Hi Baron, I'm not sure what you're getting at about the flow of heat. If the tool tip is producing the heat, which it should be unless the sides are rubbing for some reason, then the heat will be 'entering' the workpiece at the point it is being cut. As we cut, this point becomes the thinnest diameter of the piece (assuming we start with a cylinder just for ease, it doesn't really matter). So the thinnest diameter is the hottest point and the heat flows into the rest of the part, not necessarily uniformly but again it doesn't make a difference. If we now had a FLIR (which I love playing with but don't have my own) and we scanned the linear length of the part, the highest temperature would be our groove and thus it would have the highest linear expansion making our groove wider than it was.

Making up some figures for ease, let's say *α *is 0.0001 and our groove is 2mm wide and has heated up by 100 degrees over ambient. Let's also say the part each side of our groove has heated to 98 degrees over ambient. So our 2mm groove is now 2+ (2*0.0001*100) = 2.002mm wide. Now even without doing the math, as the material each side has not increased in temp as much, it cannot have expanded as much as our groove.

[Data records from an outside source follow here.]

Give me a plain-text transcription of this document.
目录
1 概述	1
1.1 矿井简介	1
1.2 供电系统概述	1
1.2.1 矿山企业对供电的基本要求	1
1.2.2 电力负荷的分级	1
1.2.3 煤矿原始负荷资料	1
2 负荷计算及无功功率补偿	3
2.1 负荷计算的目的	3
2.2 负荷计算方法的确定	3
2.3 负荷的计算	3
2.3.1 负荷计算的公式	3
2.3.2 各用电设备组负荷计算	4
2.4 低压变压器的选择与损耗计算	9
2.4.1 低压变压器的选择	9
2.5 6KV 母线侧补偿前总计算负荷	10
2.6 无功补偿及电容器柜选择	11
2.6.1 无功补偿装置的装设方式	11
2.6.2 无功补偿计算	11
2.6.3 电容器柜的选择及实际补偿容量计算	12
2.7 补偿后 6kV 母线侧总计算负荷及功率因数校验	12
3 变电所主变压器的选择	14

Even if the heat flow was perfect, it could not be hotter than our grooved area so, at worst, it would have expanded at the same rate and our part is just 'scaled up' uniformly.

The diameter of the part would be increasing by a larger amount in other areas, simply because there is more material to expand in that direction, but this diameter increase makes no difference to our groove clearance.

Finally (phew) I can see that of one end of our workpiece is constrained by the lathe jaws and thus cannot move, then all the linear expansion that occurs between the jaws and the cut would be to the right (assuming normal lathe orientation) so our groove would be displacing to the right as the piece expands. In this case, I can see the left side of the parting tool rubbing on the side of the cut. Realistically though, as we part reasonably close to the chuck, coefficients of expansions are small, and the chuck is a heat sink, I can't see this having much effect. (I just did a quick calculation, for aluminium being parted 20mm from the chuck and increasing in temp by 100 degrees C, our cut would shift 0.044mm to the right in the above scenario, using the actual figures).

That's what I'm thinking, but if I've missed something I'm happy to be corrected.